White balance offers five modes: Auto, Daylight, Cloudy, Tungsten, and Fluorescent. Exposure compensation ranges from -2 to +2 in 0.5 EV increments, and is conveniently adjustable without calling up the Record menu. Two metering options include ESP, which averages several points in the image, and Spot, which meters light at the center of the LCD.
In addition to the standard still capture mode, the C-211 offers several special recording modes. Sequence shooting allows the user to capture up to 45 sequential shots, at approximately 1.3 frames per second (depending on image size, quality, information, and the amount of memory available). A Movie mode records up to 15 seconds of moving images without sound, at the 320 x 240 pixel image size. Two text capture modes-Whiteboard and Blackboard-are available for photographing meeting notes or chalkboards. When using an Olympus SmartMedia card, a Panorama mode enables the user to capture a series of photographs that can be stitched together later on a computer. Olympus also offers a variety of special function memory cards.

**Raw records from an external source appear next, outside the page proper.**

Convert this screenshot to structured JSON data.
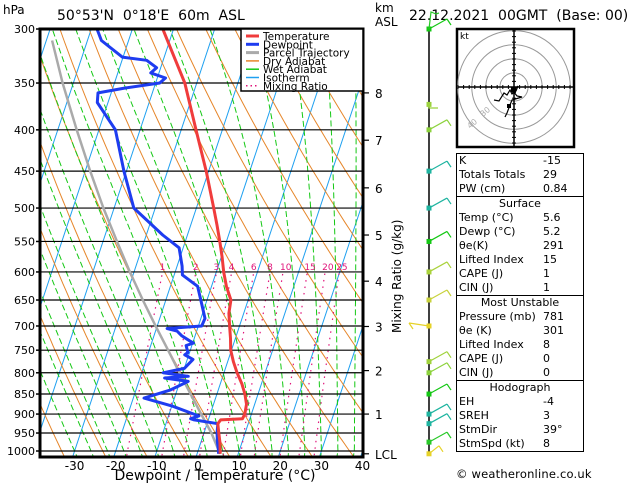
{
  "header": {
    "pressure_unit": "hPa",
    "location": "50°53'N  0°18'E  60m  ASL",
    "height_unit_line1": "km",
    "height_unit_line2": "ASL",
    "datetime": "22.12.2021  00GMT  (Base: 00)"
  },
  "colors": {
    "temperature": "#f03c3c",
    "dewpoint": "#1e3cf0",
    "parcel": "#aaaaaa",
    "dry_adiabat": "#e6862a",
    "wet_adiabat": "#14c814",
    "isotherm": "#1ea0f0",
    "mixing_ratio": "#e0147a"
  },
  "chart_data": {
    "type": "line",
    "title": "50°53'N 0°18'E 60m ASL",
    "xlabel": "Dewpoint / Temperature (°C)",
    "ylabel": "hPa",
    "y2label": "Mixing Ratio (g/kg)",
    "xlim": [
      -38,
      40
    ],
    "ylim": [
      1000,
      300
    ],
    "x_ticks": [
      -30,
      -20,
      -10,
      0,
      10,
      20,
      30,
      40
    ],
    "x_tick_labels": [
      "-30",
      "-20",
      "-10",
      "0",
      "10",
      "20",
      "30",
      "40"
    ],
    "pressure_levels": [
      300,
      350,
      400,
      450,
      500,
      550,
      600,
      650,
      700,
      750,
      800,
      850,
      900,
      950,
      1000
    ],
    "km_ticks": [
      {
        "label": "8",
        "p": 360
      },
      {
        "label": "7",
        "p": 412
      },
      {
        "label": "6",
        "p": 472
      },
      {
        "label": "5",
        "p": 540
      },
      {
        "label": "4",
        "p": 616
      },
      {
        "label": "3",
        "p": 701
      },
      {
        "label": "2",
        "p": 795
      },
      {
        "label": "1",
        "p": 900
      },
      {
        "label": "LCL",
        "p": 1008
      }
    ],
    "mixing_ratio_labels": [
      "1",
      "2",
      "3",
      "4",
      "6",
      "8",
      "10",
      "15",
      "20",
      "25"
    ],
    "mixing_ratio_values": [
      1,
      2,
      3,
      4,
      6,
      8,
      10,
      15,
      20,
      25
    ],
    "mixing_ratio_label_pressure": 600,
    "legend": {
      "position": "top-right",
      "entries": [
        "Temperature",
        "Dewpoint",
        "Parcel Trajectory",
        "Dry Adiabat",
        "Wet Adiabat",
        "Isotherm",
        "Mixing Ratio"
      ]
    },
    "series": [
      {
        "name": "Temperature",
        "points": [
          [
            1008,
            5.6
          ],
          [
            1000,
            5.4
          ],
          [
            975,
            4.6
          ],
          [
            950,
            3.6
          ],
          [
            925,
            2.6
          ],
          [
            915,
            3.0
          ],
          [
            912,
            8.2
          ],
          [
            900,
            8.4
          ],
          [
            875,
            8.0
          ],
          [
            850,
            6.8
          ],
          [
            825,
            5.2
          ],
          [
            800,
            3.2
          ],
          [
            775,
            1.4
          ],
          [
            750,
            -0.2
          ],
          [
            725,
            -1.2
          ],
          [
            700,
            -2.4
          ],
          [
            675,
            -3.6
          ],
          [
            650,
            -4.2
          ],
          [
            625,
            -6.4
          ],
          [
            600,
            -8.2
          ],
          [
            575,
            -9.8
          ],
          [
            550,
            -11.6
          ],
          [
            525,
            -13.6
          ],
          [
            500,
            -15.8
          ],
          [
            450,
            -20.6
          ],
          [
            400,
            -26.4
          ],
          [
            350,
            -32.9
          ],
          [
            330,
            -36.6
          ],
          [
            300,
            -42.6
          ]
        ]
      },
      {
        "name": "Dewpoint",
        "points": [
          [
            1008,
            5.2
          ],
          [
            1000,
            5.0
          ],
          [
            975,
            4.0
          ],
          [
            950,
            3.2
          ],
          [
            925,
            2.6
          ],
          [
            915,
            -3.4
          ],
          [
            912,
            -4.4
          ],
          [
            905,
            -2.6
          ],
          [
            880,
            -9.8
          ],
          [
            860,
            -17.4
          ],
          [
            840,
            -11.6
          ],
          [
            820,
            -8.0
          ],
          [
            812,
            -14.0
          ],
          [
            808,
            -8.4
          ],
          [
            800,
            -14.8
          ],
          [
            790,
            -10.0
          ],
          [
            770,
            -8.6
          ],
          [
            760,
            -11.0
          ],
          [
            755,
            -10.4
          ],
          [
            740,
            -11.4
          ],
          [
            735,
            -9.8
          ],
          [
            730,
            -11.0
          ],
          [
            720,
            -13.2
          ],
          [
            715,
            -14.0
          ],
          [
            710,
            -14.8
          ],
          [
            705,
            -17.4
          ],
          [
            700,
            -9.2
          ],
          [
            685,
            -9.0
          ],
          [
            650,
            -11.5
          ],
          [
            625,
            -13.4
          ],
          [
            605,
            -18.0
          ],
          [
            590,
            -18.8
          ],
          [
            560,
            -21.0
          ],
          [
            540,
            -26.0
          ],
          [
            500,
            -35.2
          ],
          [
            450,
            -40.6
          ],
          [
            400,
            -46.0
          ],
          [
            370,
            -52.6
          ],
          [
            360,
            -53.2
          ],
          [
            355,
            -47.0
          ],
          [
            350,
            -39.0
          ],
          [
            345,
            -38.0
          ],
          [
            340,
            -42.0
          ],
          [
            335,
            -41.0
          ],
          [
            328,
            -44.0
          ],
          [
            325,
            -50.2
          ],
          [
            310,
            -56.6
          ],
          [
            300,
            -58.6
          ]
        ]
      },
      {
        "name": "Parcel Trajectory",
        "points": [
          [
            1008,
            5.6
          ],
          [
            950,
            1.8
          ],
          [
            900,
            -2.2
          ],
          [
            850,
            -6.4
          ],
          [
            800,
            -10.8
          ],
          [
            750,
            -15.4
          ],
          [
            700,
            -20.4
          ],
          [
            650,
            -25.6
          ],
          [
            600,
            -31.0
          ],
          [
            550,
            -36.6
          ],
          [
            500,
            -42.6
          ],
          [
            450,
            -48.8
          ],
          [
            400,
            -55.4
          ],
          [
            350,
            -62.6
          ],
          [
            310,
            -68.6
          ]
        ]
      }
    ]
  },
  "wind_profile": {
    "description": "wind barbs by level, colored by height",
    "barbs": [
      {
        "p": 1008,
        "color": "#e6d228"
      },
      {
        "p": 975,
        "color": "#28c828"
      },
      {
        "p": 925,
        "color": "#1eb4a0"
      },
      {
        "p": 900,
        "color": "#1eb4a0"
      },
      {
        "p": 850,
        "color": "#14c814"
      },
      {
        "p": 800,
        "color": "#8cd23c"
      },
      {
        "p": 775,
        "color": "#a0d23c"
      },
      {
        "p": 700,
        "color": "#e6d228"
      },
      {
        "p": 650,
        "color": "#c8d23c"
      },
      {
        "p": 600,
        "color": "#aad23c"
      },
      {
        "p": 550,
        "color": "#14c814"
      },
      {
        "p": 500,
        "color": "#1eb4a0"
      },
      {
        "p": 450,
        "color": "#1eb4a0"
      },
      {
        "p": 400,
        "color": "#8cd23c"
      },
      {
        "p": 300,
        "color": "#14c814"
      }
    ]
  },
  "hodograph": {
    "unit_label": "kt",
    "ring_labels": [
      "40",
      "30"
    ]
  },
  "indices": {
    "basic": [
      {
        "label": "K",
        "value": "-15"
      },
      {
        "label": "Totals Totals",
        "value": "29"
      },
      {
        "label": "PW (cm)",
        "value": "0.84"
      }
    ],
    "surface": {
      "title": "Surface",
      "rows": [
        {
          "label": "Temp (°C)",
          "value": "5.6"
        },
        {
          "label": "Dewp (°C)",
          "value": "5.2"
        },
        {
          "label": "θe(K)",
          "value": "291"
        },
        {
          "label": "Lifted Index",
          "value": "15"
        },
        {
          "label": "CAPE (J)",
          "value": "1"
        },
        {
          "label": "CIN (J)",
          "value": "1"
        }
      ]
    },
    "most_unstable": {
      "title": "Most Unstable",
      "rows": [
        {
          "label": "Pressure (mb)",
          "value": "781"
        },
        {
          "label": "θe (K)",
          "value": "301"
        },
        {
          "label": "Lifted Index",
          "value": "8"
        },
        {
          "label": "CAPE (J)",
          "value": "0"
        },
        {
          "label": "CIN (J)",
          "value": "0"
        }
      ]
    },
    "hodograph": {
      "title": "Hodograph",
      "rows": [
        {
          "label": "EH",
          "value": "-4"
        },
        {
          "label": "SREH",
          "value": "3"
        },
        {
          "label": "StmDir",
          "value": "39°"
        },
        {
          "label": "StmSpd (kt)",
          "value": "8"
        }
      ]
    }
  },
  "footer": {
    "credit": "© weatheronline.co.uk"
  }
}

Images can be recorded at either 1,600 x 1,200 or 640 x 480 pixels, with fine and normal JPEG compression levels available. An uncompressed TIFF quality setting is available for larger image sizes. All files are recorded on SmartMedia cards; an 8MB card is provided with the camera. A USB cable connects the C-211 to either a Windows or Macintosh computer, and an accompanying CD-ROM is loaded with Camedia Master software, which provides image downloading and organizing utilities. Camedia Master also features limited image correction tools, some creative templates, the ability to piece together panoramic images.
Power for the C-211 Zoom is supplied by two CR-V3 lithium battery packs, which are provided with the camera. Four AA alkaline, NiMH, lithium, or NiCd batteries can also be used. We highly recommend that you invest in the optional AC adapter and battery charger. Models distributed in the US include a video cable for NTSC television and VCR devices, and European models are presumably equipped for PAL timing.
Naturally, the biggest news about the C-211 is its ability to print images directly onto Type 500 Polaroid film. As noted, this makes the body rather large and boxy, but the advantages are considerable. Just like any other digital camera, you can shoot as many pictures as you like without cost and delete any you don't like. If you decide you'd like to see one in print, you simply switch the camera to Print mode and press the friendly green button on the camera's back, press OK to confirm that you do indeed want to print the current image, and the C-211 will spit out a Polaroid print in about 20 seconds. Images develop in a couple of minutes, and you can print as many copies of the same image as you'd like. A set of four adjustments extend the camera's printing capabilities. Located in the Setup menu, these adjustments include: Brightness, Contrast, Red/Green Color Balance, and Sharpness. Very impressive!
Overall, we found the C-211 to be a surprisingly versatile camera, despite its fully automatic exposure control. The image quality is fairly typical of a midrange 2 megapixel digicam, but clearly, the most unique feature is the Polaroid printing capability. We miss the sophistication of direct aperture and shutter speed control, but realize that the C-211's intended audience is more oriented toward point & shoot operation than choosing its own exposure settings. Despite the simplified control system, the availability of multiple white balance settings and exposure compensation adjustment make for a dramatic extension to the capabilities of purely film-based Polaroid photography. If you need both instant prints and digitized versions of your photos, the C-211 should be an easy choice.